Movida por seus ideais
por Barbara DemerovInspirado na história real de Melita Norwood, famosa espiã inglesa que ajudou a União Soviética ao longo de 30 anos, A Espiã Vermelha, filme sobre traição e romance, tem como base contar a trajetória da personagem Joan (Sophie Cookson) através de seu passado, deixando os fatos do presente como meros coadjuvantes. Apesar desta conjuntura ser interessante pela liberdade em compor o passado com uma riqueza de detalhes, é impossível deixar de lado que Judi Dench, intérprete de Joan no presente, é sub-aproveitada dentro da trama.

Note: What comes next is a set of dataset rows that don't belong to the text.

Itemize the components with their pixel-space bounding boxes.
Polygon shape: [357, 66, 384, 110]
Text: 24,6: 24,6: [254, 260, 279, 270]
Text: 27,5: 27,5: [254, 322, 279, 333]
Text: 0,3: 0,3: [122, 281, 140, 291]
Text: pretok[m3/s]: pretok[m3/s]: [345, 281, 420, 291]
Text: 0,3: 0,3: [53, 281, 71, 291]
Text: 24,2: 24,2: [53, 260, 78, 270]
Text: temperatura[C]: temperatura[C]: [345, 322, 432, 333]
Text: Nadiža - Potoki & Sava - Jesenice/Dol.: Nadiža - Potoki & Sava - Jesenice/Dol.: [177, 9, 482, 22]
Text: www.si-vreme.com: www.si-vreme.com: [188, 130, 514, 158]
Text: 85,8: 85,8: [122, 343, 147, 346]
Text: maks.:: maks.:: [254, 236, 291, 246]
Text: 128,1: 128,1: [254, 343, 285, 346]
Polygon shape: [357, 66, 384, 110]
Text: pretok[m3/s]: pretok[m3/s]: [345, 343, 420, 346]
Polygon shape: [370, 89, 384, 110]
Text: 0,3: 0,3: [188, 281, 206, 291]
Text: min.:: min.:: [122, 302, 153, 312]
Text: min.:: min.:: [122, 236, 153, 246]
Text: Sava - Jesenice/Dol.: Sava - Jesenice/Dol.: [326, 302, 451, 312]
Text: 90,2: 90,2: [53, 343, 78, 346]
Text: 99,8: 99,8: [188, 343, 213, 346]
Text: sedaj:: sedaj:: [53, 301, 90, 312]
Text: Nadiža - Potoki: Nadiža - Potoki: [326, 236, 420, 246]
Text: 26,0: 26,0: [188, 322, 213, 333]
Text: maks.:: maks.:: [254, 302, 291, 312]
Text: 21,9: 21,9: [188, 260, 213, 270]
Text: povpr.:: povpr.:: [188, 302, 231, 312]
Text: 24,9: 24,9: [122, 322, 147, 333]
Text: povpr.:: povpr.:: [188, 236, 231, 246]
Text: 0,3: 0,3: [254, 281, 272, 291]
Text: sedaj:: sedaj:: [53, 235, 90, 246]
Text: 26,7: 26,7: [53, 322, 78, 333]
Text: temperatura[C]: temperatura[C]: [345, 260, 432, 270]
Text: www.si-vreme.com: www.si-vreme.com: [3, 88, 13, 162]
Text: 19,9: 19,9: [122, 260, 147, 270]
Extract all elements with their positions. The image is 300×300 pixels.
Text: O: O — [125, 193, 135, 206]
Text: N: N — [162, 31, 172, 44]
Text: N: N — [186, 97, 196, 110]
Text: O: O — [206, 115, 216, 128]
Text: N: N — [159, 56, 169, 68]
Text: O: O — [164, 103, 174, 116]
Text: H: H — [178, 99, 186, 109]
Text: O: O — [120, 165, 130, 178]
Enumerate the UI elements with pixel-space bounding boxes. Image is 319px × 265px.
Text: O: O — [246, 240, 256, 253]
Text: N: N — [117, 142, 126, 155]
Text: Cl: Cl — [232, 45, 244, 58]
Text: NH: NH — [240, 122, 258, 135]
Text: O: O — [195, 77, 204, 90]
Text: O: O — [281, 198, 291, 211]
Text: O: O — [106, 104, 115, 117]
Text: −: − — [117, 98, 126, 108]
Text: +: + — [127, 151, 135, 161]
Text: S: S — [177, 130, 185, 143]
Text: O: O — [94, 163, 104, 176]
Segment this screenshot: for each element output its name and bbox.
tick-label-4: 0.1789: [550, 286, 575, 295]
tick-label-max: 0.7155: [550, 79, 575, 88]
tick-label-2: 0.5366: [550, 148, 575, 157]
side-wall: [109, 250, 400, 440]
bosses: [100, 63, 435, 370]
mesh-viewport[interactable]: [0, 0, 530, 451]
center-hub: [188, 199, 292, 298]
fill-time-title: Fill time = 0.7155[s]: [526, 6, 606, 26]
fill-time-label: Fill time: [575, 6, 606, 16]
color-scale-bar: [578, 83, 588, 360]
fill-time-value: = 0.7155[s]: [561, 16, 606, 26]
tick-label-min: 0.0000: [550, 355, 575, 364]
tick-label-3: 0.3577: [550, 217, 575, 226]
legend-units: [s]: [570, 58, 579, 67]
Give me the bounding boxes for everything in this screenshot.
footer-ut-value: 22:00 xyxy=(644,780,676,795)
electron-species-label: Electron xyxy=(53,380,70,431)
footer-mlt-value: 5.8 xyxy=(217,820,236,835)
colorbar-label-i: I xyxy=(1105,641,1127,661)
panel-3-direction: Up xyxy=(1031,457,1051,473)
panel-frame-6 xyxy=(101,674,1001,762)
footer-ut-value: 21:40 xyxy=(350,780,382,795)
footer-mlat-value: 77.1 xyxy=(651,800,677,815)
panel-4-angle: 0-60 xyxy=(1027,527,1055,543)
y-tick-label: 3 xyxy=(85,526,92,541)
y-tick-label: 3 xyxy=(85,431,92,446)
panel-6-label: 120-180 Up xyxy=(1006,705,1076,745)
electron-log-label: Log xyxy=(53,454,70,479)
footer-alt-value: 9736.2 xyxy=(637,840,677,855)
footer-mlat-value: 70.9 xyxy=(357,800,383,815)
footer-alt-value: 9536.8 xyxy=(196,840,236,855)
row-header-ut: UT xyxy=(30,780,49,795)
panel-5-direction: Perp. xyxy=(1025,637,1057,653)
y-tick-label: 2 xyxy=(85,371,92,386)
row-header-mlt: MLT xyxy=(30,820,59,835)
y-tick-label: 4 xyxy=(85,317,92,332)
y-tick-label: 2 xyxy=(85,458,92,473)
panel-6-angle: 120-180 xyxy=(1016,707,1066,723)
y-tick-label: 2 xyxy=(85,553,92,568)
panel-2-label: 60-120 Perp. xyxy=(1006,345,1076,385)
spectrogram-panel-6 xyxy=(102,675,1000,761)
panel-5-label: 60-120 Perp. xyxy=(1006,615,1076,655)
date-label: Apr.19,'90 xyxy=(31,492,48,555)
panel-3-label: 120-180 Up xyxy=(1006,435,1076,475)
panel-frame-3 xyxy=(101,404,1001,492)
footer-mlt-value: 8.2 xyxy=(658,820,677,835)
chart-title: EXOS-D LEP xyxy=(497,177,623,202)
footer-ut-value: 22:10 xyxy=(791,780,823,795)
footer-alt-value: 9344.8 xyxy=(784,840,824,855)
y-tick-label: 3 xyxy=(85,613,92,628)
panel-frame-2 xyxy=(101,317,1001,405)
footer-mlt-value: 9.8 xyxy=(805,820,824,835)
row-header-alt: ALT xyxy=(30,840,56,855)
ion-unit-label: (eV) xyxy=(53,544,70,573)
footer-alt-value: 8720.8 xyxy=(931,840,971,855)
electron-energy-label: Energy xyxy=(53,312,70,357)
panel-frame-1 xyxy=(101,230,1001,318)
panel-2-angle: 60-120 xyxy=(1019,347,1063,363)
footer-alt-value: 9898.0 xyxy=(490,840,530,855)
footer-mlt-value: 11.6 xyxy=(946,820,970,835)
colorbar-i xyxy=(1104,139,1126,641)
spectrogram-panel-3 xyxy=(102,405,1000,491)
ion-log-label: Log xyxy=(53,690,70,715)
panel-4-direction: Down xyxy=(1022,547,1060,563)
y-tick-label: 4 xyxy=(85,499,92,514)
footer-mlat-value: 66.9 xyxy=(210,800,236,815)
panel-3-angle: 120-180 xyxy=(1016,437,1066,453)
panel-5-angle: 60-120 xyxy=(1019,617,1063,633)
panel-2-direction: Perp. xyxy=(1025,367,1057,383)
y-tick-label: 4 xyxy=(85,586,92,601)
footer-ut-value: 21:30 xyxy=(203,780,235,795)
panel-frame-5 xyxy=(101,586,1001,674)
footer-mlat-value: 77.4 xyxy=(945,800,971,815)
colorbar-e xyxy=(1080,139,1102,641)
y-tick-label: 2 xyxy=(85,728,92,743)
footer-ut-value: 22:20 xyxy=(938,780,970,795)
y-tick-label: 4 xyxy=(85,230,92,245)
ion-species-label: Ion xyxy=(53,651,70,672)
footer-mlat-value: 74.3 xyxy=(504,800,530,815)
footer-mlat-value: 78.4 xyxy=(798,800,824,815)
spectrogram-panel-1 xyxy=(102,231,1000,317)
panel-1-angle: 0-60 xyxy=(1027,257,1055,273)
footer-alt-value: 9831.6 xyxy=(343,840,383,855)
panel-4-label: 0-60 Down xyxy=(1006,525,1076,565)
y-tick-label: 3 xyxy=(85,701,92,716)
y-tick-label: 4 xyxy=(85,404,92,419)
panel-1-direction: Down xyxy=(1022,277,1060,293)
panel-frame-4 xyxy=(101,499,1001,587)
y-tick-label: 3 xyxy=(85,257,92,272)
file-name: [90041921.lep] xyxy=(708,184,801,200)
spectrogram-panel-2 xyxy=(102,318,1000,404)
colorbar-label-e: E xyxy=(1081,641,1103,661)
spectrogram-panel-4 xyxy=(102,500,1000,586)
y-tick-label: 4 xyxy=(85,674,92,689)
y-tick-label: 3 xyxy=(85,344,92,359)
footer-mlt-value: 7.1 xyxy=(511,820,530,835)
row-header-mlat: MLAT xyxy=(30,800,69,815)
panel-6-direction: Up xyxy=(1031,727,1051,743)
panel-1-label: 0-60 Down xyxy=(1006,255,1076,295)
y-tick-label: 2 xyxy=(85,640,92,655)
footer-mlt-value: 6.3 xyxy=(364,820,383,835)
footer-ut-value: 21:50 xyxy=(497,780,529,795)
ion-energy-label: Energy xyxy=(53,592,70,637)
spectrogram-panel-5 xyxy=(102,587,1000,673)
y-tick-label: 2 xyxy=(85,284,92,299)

Além de poucas cenas com Dench enquanto é investigada pelo governo britânico, Cookson também não possui tantos momentos para brilhar – mesmo que com uma maior atenção aos seus ideais e a proximidade com o comunismo. O filme dirigido por Trevor Nunn é padronizado demais frente à uma protagonista que literalmente mudou o rumo da pesquisa nuclear da Rússia e, deste modo, acaba por entregar um resultado sem nuances ou twists capazes de impressionar. Se não fosse pelo fato da protagonista ser investigada (o que remete a O Jogo da Imitação), a linearidade de A Espiã Vermelha no passado talvez não fosse capaz de dar a devida importância a este caso.
Apesar de dar bastante atenção ao movimento comunista e a corrida armamentista nuclear durante a Segunda Guerra Mundial, o longa procura dar espaço ao quão importante foi o fato de Joan ter sido uma mulher cientista, formada em Cambridge, trabalhando em meio a inúmeros homens. Sem soar didático demais mas levantando a bandeira da representatividade feminina, este é um bom ponto dentre o que nos é apresentado nos dias da personagem enquanto jovem.

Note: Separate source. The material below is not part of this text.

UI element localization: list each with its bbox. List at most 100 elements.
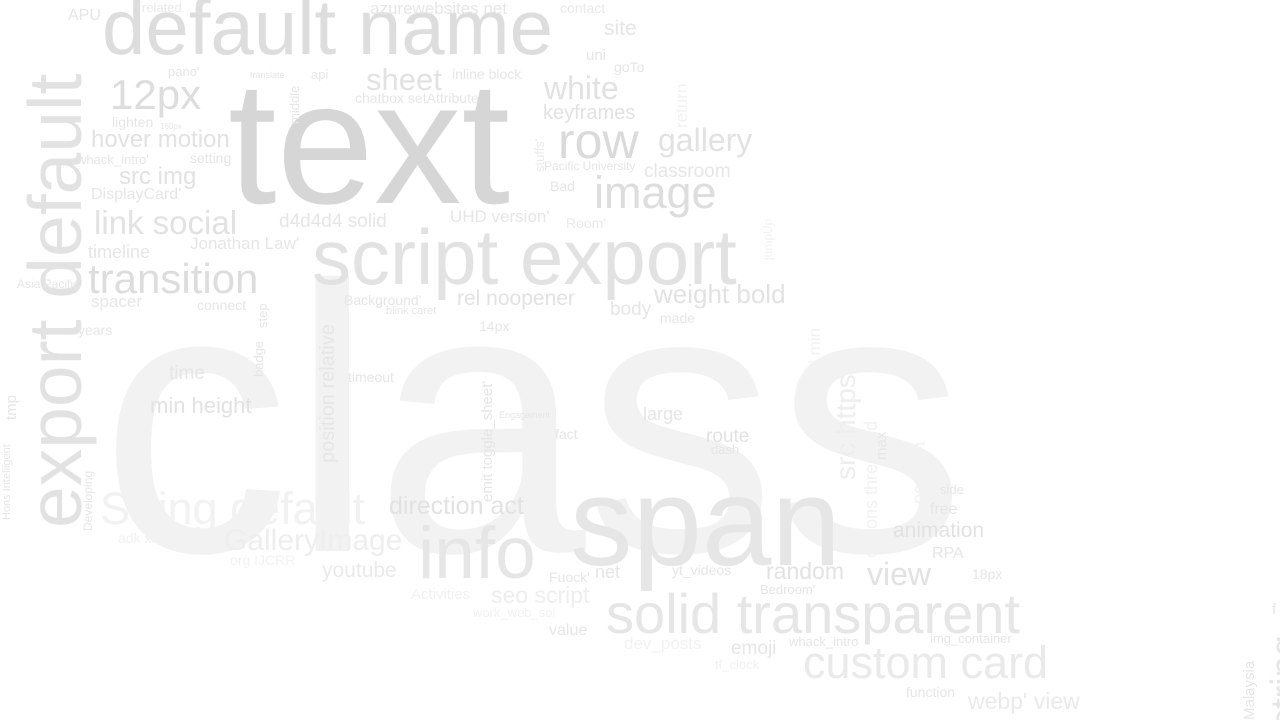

Sob o argumento de evitar com que a Guerra persista por muito mais tempo após ver o poder das mesmas bombas que ajudou a construir, é interessante ver como Joan não se enquadra como comunista mesmo auxiliando secretamente a US. Em alguns momentos ela chega a criticar fortemente Stalin em uma reunião do partido comunista na faculdade, o que deixa alguns colegas (incluindo seu interesse amoroso) um tanto quanto perplexos.
Quanto ao romance inserido na trama, não há profundidade suficiente. O personagem Leo (Tom Hughes), alemão corajoso e totalmente engajado na causa contra os ingleses, é visto mais como uma muleta do roteiro para entregar a parcela de drama na vida de Joan e, principalmente, ser a maior causa de conflito da jovem entre se tornar ou não uma espiã da KGB. A intensidade e a paixão entre ambos não convencem nem por um momento, mesmo que o casal se relacione ao longo de muitos anos. O que pode ser chamado de maior twist, aliás, é citado de modo tão apressado que se importar de verdade com o rumo daqueles personagens se torna algo realmente difícil. Há algumas pontas soltas que não são capazes de nos deixar intrigados – pelo contrário, só deixam a história com mais lacunas.
Com o protagonismo de alguém que foi capaz de mudar o rumo de pesquisas e projetos secretos na Segunda Guerra, A Espiã Vermelha possuía potencial de sobra para retratar um cenário repleto de dilemas morais e questionamentos internos perante ao governo. Contudo, o filme não se beneficia disso e resume-se a mostrar mais o glamour exposto no figurino e nas belas locações do que propriamente ser tão arriscado e inventivo quanto a mente feminina que acompanhou de perto planos confidenciais e seguiu seu ideal por tantos anos.